The Periodic Table: A Chemical Narrative Framework for Primo Levi's Life

That is what nature does: it draws the fern's grace from the putrefaction of the forest floor…
The Periodic Table, which I read for the Classics Club Challenge, is author Primo Levi's autobiography told in a series of elements (and translated into English by Raymond Rosenthal). Levi worked as an industrial chemist and survived a year in Auschwitz after being captured while fighting in the Italian resistance against the Nazis. Each chapter in his book centers on a different element and how it ties into some facet of his life.

I loved this unique, poetic approach to the elements. What an element symbolizes or what its association is with his life might be subtle. But it's the organizing principle of his life's narrative (at least the one he shares here) - sometimes because a memorable episode of his life involved the use of a given element, other times because someone or something reminded him of it and its properties.

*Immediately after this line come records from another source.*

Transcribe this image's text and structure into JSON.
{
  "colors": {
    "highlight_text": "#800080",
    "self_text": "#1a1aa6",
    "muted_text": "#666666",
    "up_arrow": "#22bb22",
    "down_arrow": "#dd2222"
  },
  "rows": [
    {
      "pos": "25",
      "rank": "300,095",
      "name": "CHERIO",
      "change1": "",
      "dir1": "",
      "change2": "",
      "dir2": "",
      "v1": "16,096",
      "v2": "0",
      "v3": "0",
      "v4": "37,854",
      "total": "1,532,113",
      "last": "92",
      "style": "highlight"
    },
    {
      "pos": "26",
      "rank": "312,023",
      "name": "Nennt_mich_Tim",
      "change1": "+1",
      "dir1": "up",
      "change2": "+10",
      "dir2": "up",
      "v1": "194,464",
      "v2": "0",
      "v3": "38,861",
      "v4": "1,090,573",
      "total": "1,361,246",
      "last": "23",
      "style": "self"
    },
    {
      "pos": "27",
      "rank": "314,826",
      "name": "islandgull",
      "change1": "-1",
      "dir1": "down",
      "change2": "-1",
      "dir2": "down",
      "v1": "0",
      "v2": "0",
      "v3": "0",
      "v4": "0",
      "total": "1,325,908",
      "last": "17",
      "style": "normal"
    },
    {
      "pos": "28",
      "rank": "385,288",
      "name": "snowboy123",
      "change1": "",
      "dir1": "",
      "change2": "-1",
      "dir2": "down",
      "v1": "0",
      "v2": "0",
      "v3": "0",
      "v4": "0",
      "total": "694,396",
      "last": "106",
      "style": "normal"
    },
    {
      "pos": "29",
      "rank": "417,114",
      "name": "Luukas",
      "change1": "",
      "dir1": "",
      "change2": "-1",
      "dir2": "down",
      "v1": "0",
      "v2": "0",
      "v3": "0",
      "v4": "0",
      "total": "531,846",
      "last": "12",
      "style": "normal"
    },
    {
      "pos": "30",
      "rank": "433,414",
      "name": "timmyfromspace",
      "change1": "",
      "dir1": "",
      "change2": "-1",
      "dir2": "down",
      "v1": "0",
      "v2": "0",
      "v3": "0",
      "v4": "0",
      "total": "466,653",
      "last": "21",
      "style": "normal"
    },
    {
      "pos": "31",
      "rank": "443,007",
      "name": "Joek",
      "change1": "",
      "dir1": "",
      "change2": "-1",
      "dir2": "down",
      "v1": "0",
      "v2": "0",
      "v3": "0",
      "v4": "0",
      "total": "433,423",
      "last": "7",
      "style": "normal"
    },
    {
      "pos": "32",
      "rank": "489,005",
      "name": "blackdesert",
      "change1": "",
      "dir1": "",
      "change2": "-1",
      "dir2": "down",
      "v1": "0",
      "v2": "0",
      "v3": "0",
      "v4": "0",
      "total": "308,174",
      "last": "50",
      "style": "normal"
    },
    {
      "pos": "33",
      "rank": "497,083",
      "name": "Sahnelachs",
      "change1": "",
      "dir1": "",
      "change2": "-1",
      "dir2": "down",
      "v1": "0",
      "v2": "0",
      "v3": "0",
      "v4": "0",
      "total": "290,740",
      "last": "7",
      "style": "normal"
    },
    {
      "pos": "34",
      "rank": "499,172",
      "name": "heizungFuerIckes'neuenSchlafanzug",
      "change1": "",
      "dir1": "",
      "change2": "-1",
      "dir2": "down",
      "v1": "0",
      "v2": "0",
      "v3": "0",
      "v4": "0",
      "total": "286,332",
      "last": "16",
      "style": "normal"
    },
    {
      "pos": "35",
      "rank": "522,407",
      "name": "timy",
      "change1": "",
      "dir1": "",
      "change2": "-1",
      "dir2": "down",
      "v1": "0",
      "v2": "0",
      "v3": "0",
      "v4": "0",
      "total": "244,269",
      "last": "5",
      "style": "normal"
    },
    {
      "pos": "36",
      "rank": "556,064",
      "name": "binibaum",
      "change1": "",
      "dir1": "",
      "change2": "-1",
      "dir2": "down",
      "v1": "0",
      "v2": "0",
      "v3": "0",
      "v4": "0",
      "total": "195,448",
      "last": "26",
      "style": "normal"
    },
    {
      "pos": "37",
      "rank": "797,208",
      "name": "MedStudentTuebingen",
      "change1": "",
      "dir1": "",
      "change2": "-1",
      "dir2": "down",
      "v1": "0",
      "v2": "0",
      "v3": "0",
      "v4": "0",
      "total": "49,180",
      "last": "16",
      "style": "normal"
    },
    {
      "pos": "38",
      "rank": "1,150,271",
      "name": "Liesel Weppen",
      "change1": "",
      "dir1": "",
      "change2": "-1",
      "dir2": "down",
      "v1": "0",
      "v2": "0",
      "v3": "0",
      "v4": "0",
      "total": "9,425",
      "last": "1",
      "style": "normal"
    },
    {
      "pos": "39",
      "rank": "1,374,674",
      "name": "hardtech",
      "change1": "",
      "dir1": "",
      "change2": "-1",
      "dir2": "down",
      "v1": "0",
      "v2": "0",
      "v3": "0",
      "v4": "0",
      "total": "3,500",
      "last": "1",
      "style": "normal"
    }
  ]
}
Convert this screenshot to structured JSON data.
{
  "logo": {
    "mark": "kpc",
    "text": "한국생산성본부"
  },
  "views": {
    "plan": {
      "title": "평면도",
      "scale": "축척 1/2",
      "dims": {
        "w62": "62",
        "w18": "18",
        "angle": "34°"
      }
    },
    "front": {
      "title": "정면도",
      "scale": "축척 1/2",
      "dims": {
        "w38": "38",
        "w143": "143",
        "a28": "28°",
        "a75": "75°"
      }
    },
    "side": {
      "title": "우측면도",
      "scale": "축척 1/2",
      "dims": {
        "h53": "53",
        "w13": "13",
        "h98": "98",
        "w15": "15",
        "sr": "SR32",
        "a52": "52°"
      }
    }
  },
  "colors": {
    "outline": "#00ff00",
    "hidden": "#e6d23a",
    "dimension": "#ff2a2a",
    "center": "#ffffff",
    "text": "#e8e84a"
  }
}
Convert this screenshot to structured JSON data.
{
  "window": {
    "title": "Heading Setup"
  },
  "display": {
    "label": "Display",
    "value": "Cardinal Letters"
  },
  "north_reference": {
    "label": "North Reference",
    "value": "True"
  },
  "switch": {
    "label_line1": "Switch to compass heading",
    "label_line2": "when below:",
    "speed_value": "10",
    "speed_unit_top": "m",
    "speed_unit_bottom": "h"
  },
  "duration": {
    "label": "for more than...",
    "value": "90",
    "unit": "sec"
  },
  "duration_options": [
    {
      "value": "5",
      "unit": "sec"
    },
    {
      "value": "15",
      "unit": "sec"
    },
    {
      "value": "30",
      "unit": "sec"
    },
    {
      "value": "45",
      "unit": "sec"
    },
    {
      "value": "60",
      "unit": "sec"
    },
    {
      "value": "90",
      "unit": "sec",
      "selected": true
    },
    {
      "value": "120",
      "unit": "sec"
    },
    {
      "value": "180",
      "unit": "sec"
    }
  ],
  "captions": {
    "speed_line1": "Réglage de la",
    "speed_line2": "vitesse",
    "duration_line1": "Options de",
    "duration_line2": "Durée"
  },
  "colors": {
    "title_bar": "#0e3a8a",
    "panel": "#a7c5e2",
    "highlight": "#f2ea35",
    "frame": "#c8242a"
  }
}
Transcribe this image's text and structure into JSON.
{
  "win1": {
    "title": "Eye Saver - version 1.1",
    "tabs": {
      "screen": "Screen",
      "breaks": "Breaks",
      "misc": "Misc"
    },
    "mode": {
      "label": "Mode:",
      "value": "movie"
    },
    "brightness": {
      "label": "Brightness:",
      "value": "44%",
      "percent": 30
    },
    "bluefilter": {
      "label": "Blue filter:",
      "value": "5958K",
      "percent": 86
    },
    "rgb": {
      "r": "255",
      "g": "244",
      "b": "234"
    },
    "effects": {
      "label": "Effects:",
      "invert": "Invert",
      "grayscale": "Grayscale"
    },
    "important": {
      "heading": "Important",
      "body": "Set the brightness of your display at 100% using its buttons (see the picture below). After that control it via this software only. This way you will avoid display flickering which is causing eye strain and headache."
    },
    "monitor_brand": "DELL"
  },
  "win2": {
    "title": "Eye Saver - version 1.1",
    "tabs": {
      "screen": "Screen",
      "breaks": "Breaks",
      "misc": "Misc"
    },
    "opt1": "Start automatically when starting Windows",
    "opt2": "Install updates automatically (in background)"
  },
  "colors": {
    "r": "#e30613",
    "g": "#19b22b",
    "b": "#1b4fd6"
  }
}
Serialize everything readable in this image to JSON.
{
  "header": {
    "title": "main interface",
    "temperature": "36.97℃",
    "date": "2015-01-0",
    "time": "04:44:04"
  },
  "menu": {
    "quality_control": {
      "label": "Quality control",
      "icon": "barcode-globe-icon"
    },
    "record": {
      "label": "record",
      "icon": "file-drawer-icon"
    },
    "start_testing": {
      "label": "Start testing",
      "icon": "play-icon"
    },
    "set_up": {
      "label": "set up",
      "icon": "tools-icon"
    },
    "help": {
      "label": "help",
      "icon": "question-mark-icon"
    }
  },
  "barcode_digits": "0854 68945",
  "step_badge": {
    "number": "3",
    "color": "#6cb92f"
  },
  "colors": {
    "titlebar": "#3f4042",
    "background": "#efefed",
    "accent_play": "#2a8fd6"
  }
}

There might be an important lesson from chemistry.
… one must distrust the almost-the-same (sodium is almost the same as potassium, but with sodium nothing would have happened), the practically identical, the approximate, the or-even, all surrogates, and all patchwork. The differences can be small, but they can lead to radically different consequences…
But it isn't as if he spends the entirety of the text talking in chemistry-related terms. There's poetry too, and an exploration of philosophy and emotions. As when he's captured as a partisan.
During those days, when I was waiting courageously enough for death, I harbored a piercing desire for everything, for all imaginable human experiences, and a I cursed my previous life, which it seemed to me I had profited from little or badly, and I felt time running through my fingers, escaping from my body minute by minute, like a hemorrhage that can no longer be stanched.
Or when he falls in love.
In a few hours we knew that we belonged to each other, not for one meeting but for life, as in fact has been the case. In a few hours I felt reborn and replete with new powers, washed clean and cured of a long sickness, finally ready to enter life with joy and vigor…
And the poetry and chemistry freely mix too, as during his stint at a mine analyzing the soil for the presence of certain elements, he compares the elusive nickel to a sprite darting out of reach "with long perked ears, always ready to flee from the blows of the investigating pickax, levying you with nothing to show for it."

The use of the elements lends a certain weight and permanence to his life's story; he's tying himself to the stuff of the Earth. At the same time, his forays into chemistry often mirror the messiness and transitory qualities of his life; it's not all about simple, tidy formulae, though it feels like a triumph when a formula turns out as expected. Throughout the book he unearths episodes of his life and examines them. What holds them together? He constructs a loose narrative framework of chemistry and poetry. And somehow his life's story can hang together on that. (Which raises other questions about what constitutes a narrative, and how does one find meaning in life? He found an approach unique to his own life.)